Glass Half Empty or Glass Half Full?

[P.S. An update about the scheduled winding down of these e-newsletters and the Resilience 2.0 course is below.]

I got a very different perspective on the age-old paradox of viewing your life pessimistically (glass half empty) or optimistically (glass half full) from a podcast interview with Jennifer Cramer-Miller who was diagnosed with an untreatable autoimmune disorder that caused her kidneys to fail. And the next healthy kidney from a transplant to fail, too. And the next. And the next. 

30 years and 4 transplants later (the problem is not the kidneys; it’s the disorder that targets them and disables them, and that disorder is what can’t be “fixed”) Jennifer has written her memoir Incurable Optimist: Living with Illness and Chronic Hope (to be published August 2023). I heard her story on Betsy Fasbinder’s Morning Glory podcast. (Thank you, Gary Gross, friend of mine and friend of Betsy’s, for the link.)

Jennifer suggests that asking whether your glass is half empty or half full is not the right question. The practice is to remember that you have a glass. That you are alive. And that even though your life now depends on the organs transplanted only because other people have died (or found the generosity to voluntarily donate a kidney) you are alive and will continue to live, whether you perceive the glass of your life as half empty…or half full. 

Jennifer’s perspective reminded me of an “almost car crash” when I viscerally learned the same lesson – no matter what, I’m alive; I’m alive! 
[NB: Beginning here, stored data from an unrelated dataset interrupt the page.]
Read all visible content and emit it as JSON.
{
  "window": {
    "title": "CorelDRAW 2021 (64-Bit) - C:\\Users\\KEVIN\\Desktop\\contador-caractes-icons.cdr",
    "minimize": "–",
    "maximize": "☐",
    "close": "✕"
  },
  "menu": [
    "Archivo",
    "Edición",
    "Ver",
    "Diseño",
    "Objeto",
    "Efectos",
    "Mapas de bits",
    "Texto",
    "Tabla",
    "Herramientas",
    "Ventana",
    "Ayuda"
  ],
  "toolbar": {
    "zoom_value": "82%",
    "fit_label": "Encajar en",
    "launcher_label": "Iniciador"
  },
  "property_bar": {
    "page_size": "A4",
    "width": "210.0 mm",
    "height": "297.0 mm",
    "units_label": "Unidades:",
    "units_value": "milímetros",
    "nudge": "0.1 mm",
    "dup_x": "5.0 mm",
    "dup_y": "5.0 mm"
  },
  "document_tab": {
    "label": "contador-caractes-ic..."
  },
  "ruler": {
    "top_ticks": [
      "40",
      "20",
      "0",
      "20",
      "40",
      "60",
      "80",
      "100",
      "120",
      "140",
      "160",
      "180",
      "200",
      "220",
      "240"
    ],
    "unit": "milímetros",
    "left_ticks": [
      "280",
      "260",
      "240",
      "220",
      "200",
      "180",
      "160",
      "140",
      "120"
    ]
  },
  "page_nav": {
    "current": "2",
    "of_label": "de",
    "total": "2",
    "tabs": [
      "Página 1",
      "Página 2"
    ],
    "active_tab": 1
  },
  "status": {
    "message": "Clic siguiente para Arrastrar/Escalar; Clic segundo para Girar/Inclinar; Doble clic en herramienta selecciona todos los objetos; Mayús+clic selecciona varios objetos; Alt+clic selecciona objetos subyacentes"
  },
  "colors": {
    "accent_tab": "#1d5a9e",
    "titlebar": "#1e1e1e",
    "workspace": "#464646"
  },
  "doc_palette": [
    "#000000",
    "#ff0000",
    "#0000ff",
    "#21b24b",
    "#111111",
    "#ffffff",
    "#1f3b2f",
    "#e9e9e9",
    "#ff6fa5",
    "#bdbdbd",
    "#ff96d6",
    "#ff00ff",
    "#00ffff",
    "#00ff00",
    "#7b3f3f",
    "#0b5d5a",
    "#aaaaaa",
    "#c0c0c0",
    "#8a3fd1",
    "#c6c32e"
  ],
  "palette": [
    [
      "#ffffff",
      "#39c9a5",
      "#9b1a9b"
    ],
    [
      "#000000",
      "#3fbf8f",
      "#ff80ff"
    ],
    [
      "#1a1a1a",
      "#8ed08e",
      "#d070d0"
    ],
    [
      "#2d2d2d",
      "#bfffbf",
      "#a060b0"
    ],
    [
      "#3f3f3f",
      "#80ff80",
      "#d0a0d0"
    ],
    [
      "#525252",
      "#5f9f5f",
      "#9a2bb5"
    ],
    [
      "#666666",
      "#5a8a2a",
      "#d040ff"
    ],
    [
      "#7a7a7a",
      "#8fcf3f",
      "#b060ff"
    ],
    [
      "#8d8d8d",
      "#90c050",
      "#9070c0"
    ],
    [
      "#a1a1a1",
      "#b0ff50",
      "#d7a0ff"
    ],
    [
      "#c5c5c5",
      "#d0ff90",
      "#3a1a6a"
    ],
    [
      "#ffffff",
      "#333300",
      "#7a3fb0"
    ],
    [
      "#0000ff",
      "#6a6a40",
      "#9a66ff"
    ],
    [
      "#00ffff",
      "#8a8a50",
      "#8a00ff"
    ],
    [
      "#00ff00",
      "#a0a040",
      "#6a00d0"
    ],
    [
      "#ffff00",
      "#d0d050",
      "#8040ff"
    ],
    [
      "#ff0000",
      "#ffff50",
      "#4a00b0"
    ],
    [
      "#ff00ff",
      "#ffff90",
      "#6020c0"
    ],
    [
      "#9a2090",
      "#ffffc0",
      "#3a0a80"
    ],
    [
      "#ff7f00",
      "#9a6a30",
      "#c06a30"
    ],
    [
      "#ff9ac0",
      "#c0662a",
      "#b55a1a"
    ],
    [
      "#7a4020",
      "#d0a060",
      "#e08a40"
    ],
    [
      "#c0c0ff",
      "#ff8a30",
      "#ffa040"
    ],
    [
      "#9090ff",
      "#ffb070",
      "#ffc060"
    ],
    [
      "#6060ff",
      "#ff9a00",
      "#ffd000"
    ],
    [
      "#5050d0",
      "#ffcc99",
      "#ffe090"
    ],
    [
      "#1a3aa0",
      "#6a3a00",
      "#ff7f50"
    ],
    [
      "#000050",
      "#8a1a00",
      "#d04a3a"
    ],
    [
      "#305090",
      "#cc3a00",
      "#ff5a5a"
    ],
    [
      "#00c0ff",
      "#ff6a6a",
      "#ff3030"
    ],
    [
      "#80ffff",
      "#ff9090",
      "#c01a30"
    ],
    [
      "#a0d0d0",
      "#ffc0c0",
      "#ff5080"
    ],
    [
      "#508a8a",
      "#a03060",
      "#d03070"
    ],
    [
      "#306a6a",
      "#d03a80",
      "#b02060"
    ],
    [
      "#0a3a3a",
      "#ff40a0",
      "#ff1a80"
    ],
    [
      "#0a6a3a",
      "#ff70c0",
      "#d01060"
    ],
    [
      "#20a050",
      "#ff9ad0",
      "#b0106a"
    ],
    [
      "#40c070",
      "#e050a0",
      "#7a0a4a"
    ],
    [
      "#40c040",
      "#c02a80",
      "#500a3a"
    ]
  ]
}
My story: I was driving home after dark on a rainy December night, the freeway already wet and slick from the pelting rain.  Suddenly my left front tire caught the shoulder off the fast lane, causing my car to skid completely onto the shoulder at 60 miles per hour.  As I tried to brake, the car skidded back in the other direction across four lanes of thick freeway traffic onto the opposite shoulder.  I managed to bring the car to a stop in the mud.  I remembered seeing cars hurtling all around me as my car had skidded through them.  It was all over in less than 15 seconds.  Nothing had happened!   No one was hit, hurt, nothing. The next instant I realized – my god!  I’m alive!  I’m ALIVE!

For weeks and weeks afterwards, no matter what I was doing, no matter what I was coping with, I had an acute, vivid awareness that I was alive at all to cope with it. Nothing was more important than the sheer simple knowing – I was alive.
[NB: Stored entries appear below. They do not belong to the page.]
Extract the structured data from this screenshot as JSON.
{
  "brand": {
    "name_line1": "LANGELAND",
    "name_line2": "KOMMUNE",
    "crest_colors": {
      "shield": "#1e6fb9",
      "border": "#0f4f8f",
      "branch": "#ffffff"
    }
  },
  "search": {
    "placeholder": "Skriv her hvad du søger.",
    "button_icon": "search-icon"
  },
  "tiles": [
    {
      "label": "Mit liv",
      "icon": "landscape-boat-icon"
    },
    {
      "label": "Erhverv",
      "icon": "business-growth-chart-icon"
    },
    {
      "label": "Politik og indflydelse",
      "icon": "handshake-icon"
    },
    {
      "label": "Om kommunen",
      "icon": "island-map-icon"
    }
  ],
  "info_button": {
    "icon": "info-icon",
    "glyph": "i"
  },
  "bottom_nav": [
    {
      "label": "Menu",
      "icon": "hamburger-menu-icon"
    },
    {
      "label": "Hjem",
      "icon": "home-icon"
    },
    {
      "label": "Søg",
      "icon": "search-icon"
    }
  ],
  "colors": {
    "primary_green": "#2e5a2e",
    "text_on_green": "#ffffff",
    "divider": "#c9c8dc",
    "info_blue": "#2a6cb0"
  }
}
In Jennifer’s words, to know that I had a glass. Empty or full, I had a glass, and it was up to me to see it as half empty or half full. Something to ponder as you respond resiliently to your own life’s vicissitudes.

Update on these resources for recovering resilience. I will continue to post these e-newsletters to you through email and directly onto my website through July 13, 2023, closing out after teaching my last ever clinical training at the Cape Cod Institute, July 3-7. Then I will post a newsletter once a month directly to my website: www.lindagraham-mft.net. Every newsletter I’ve ever posted is archived there and always easily downloadable.

The Resilience 2.0 course will “retire” on August 1, 2023, so anyone wishing to access it must purchase it before June 15, 2023 and download it before August 1. 

The website, with all of its libraries of resources, will remain available and accessible.